The present study has some limitations. First, the sample size in this study was comparatively small. Therefore, the statistical values were also small, and some type II errors may have occurred, possibly resulting in the failure to detect a significant association between rs4930767 and the risk of AD. To match the age (age range, 32-72 years) between the AD patients and NCs, we selected only 248 of the 507 participants. Moreover, we could not compare the relation between late-onset AD patients (>65 years) and age-matched NCs because the sample size was too small (n = 85). Regarding the statistical values, a previous study investigating the association between AD and the NTF-3 gene in the Japanese population reported the same p values (score range, 0.011-0.013) [23]. Secondly, we could not confirm whether the significant differences in the allele frequencies between the patients with AD and the NCs had been influenced by neuroprotective actions against degenerative progression or neurodevelopmental factors. Thirdly, other representative SNPs in the Japanese population, such as the missense mutation Gly/-63/Glu, were not examined; however, the mutant type (-63 Glu) is too rare in Caucasian populations to be investigated in subsequent studies in other countries [23,26]. Therefore, a larger sampling should be added to the present study, and the data should be re-evaluated in the future.
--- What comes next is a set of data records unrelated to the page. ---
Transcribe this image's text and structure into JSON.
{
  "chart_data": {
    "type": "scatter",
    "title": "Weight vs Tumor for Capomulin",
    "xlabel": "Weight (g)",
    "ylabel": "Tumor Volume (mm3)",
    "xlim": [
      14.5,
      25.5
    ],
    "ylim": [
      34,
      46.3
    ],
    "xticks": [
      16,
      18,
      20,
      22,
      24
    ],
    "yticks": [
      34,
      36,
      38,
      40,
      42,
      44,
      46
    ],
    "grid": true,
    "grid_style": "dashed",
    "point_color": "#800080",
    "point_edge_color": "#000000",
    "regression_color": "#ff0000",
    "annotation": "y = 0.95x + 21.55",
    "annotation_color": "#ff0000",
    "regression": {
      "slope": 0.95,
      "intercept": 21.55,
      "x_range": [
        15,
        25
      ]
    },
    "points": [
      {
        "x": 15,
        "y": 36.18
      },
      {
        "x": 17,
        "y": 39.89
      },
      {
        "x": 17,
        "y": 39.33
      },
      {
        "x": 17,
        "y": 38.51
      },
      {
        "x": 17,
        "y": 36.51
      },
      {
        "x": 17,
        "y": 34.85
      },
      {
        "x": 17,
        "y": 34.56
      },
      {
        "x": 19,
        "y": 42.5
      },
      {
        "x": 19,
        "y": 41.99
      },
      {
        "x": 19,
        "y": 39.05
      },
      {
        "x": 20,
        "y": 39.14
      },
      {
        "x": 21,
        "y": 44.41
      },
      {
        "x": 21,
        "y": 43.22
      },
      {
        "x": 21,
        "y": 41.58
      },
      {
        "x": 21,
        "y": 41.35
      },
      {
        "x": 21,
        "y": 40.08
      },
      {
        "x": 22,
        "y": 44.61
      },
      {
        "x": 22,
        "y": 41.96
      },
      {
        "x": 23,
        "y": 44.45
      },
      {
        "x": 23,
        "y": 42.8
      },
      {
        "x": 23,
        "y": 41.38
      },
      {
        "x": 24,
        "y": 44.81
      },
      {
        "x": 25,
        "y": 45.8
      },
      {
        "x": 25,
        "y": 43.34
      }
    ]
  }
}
In conclusion, despite some limitations, we found a significant association between AD and NTF-3 as well as between EAD and NTF-3. These results may help to elucidate the neuroprotective or clinical age-related roles of not only the NTF-3 gene, but also other neurotrophin gene polymorphisms in neurodegenerative diseases described in previous studies [20,21,28,29,33]. Furthermore, elucidating the detailed associations between NTF-3 gene diversity and the manifestation of AD itself will be an important task in the future.